The project, which took shape during the Presidential selection of 2000, is concerned with the lack of power and agency that any one person might have. We have been subject to an erosion of freedom and rights in the current political climate. The photographs mimic the recording of faces by official agencies to protect our ‘safety’ through surveillance. With the present suspicion, and disregard of rights, this work is, among other things, a testimony to those who have been used, lost, or unacknowledged
Each photograph is printed to 14x11". They will be exhibited as a large grid structure, filling walls with as many photographs as can fit. There are 1000 photographs in total.
Photo History Series
These images are made by scanning well-known, historical photographs from textbooks, and cropping out all information except the solitary individual. The person stands alone, isolated from her/his context and any intended meaning. These anonymous people may be in a picture that is famous, but in that relationship their image exists solely as the non-identified bystander or a figure that is part of the overall composition and form of a photograph. They have become, in essence, non-persons.
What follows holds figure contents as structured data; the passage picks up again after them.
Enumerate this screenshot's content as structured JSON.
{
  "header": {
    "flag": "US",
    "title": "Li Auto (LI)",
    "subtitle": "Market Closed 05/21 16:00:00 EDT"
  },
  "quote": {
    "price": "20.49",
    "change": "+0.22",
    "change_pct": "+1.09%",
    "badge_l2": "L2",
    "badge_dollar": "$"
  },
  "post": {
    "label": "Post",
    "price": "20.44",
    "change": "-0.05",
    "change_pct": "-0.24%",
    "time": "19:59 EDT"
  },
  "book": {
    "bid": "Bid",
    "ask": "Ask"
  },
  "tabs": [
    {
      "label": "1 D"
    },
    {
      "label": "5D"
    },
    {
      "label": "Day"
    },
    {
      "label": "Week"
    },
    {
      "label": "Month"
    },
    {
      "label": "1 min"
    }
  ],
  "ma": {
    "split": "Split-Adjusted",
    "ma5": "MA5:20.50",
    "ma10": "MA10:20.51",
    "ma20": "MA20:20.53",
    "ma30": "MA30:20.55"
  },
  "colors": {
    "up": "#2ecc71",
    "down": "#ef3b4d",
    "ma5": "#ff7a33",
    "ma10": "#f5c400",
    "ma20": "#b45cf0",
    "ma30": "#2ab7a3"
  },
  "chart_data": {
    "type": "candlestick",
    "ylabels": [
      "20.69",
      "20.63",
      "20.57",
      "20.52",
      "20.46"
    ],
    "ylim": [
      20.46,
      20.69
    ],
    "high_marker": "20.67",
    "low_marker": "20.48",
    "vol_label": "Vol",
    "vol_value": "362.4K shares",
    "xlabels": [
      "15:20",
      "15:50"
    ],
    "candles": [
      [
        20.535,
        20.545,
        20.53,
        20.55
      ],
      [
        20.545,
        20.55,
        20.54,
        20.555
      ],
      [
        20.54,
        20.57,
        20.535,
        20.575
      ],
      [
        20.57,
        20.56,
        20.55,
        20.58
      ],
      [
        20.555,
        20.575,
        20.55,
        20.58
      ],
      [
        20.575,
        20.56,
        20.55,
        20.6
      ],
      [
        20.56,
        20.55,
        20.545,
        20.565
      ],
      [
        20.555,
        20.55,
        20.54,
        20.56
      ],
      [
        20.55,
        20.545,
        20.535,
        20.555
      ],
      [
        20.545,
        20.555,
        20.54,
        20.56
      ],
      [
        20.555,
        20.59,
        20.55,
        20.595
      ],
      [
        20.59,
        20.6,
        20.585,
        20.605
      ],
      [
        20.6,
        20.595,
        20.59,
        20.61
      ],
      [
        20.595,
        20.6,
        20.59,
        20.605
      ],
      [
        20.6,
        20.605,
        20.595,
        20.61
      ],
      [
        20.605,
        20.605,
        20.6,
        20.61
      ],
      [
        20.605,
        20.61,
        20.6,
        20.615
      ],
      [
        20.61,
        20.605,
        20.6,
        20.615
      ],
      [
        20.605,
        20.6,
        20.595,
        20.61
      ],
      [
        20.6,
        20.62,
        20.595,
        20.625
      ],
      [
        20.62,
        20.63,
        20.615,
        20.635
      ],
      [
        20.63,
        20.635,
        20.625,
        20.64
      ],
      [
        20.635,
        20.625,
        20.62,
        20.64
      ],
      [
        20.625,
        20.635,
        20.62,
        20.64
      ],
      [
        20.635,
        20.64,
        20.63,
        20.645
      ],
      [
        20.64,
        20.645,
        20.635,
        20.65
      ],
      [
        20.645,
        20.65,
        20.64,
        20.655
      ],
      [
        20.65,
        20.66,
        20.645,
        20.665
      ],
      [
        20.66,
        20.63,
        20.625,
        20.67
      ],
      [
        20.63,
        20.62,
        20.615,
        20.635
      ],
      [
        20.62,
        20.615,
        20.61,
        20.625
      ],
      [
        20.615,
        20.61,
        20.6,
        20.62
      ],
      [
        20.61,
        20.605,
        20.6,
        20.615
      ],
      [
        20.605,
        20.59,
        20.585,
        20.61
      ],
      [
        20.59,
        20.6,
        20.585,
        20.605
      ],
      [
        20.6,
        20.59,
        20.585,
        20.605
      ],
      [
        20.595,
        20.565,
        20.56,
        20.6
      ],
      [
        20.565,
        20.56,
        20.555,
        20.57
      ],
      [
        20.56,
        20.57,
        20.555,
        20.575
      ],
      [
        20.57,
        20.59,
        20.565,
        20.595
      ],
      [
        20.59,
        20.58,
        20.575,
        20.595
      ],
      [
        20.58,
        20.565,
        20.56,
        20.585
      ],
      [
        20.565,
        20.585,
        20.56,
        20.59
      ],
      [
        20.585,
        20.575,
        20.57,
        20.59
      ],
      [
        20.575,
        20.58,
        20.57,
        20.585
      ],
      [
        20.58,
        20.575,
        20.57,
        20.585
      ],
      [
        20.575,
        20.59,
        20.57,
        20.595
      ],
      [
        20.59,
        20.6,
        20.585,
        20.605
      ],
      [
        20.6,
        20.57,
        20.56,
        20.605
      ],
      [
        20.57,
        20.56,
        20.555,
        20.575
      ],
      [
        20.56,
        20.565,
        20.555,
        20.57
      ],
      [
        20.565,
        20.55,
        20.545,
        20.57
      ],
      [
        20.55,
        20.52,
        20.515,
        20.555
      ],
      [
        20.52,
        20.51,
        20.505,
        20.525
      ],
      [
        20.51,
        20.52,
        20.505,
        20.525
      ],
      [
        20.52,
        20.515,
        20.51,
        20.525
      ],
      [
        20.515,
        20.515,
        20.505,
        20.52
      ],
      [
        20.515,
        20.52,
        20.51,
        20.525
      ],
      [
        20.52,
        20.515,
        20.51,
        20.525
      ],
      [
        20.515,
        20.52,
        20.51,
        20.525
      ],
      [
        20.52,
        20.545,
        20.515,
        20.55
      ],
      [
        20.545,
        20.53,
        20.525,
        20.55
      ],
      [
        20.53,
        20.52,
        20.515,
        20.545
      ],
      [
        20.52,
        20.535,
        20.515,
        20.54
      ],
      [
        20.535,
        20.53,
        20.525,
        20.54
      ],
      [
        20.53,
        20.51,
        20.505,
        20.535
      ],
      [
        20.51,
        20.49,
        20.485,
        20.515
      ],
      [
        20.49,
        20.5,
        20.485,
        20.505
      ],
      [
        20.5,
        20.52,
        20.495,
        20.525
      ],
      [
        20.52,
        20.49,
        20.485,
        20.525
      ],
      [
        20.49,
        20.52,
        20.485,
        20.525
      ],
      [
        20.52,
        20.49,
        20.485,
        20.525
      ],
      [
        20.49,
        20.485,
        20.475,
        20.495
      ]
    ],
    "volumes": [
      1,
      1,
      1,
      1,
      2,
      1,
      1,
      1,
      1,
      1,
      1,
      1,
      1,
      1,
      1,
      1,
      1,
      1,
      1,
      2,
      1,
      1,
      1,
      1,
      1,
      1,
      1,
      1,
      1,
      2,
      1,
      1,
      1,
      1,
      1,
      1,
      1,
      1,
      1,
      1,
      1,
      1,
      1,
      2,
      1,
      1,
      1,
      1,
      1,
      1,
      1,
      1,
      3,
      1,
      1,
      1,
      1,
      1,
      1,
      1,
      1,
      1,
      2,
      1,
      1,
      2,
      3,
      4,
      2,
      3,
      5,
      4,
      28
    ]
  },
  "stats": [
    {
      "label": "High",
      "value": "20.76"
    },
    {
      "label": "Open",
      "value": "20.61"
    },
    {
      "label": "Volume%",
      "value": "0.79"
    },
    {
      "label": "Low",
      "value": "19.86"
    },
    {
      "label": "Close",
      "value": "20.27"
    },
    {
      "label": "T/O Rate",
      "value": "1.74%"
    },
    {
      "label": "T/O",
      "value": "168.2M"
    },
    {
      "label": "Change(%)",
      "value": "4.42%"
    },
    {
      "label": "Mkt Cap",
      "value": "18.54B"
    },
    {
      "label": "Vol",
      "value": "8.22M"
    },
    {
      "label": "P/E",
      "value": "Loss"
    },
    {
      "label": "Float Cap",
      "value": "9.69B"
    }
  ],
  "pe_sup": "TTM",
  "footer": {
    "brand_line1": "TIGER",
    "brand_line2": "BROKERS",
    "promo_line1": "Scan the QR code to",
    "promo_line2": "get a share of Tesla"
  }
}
By physically dissecting the image to reverse the figure/ground relation, by making the anonymous person the sole occupier of the picture plane, I am attempting to deconstruct and flip the hierarchical authority of the image. The issue, therefore, is to construct a model that reveals the unacknowledged and by extension (and metaphor) considers alternate histories and people. These people, who have been unknowingly photographed, who are part of the photographer’s “composition”, are the anonymous and the unrecognized. Their lives have been reduced to one fact: that they happened to pass by and be recorded by someone whose only consideration was how this “figure” fit into their conception of a successful photograph. They are/were part of the great mass of humanity who exist(ed), whose lives become fodder for others’ use, who are the faceless artifacts of culture, the target, the statistic, the unrecognized. This work is an attempt to prioritize their individual existence.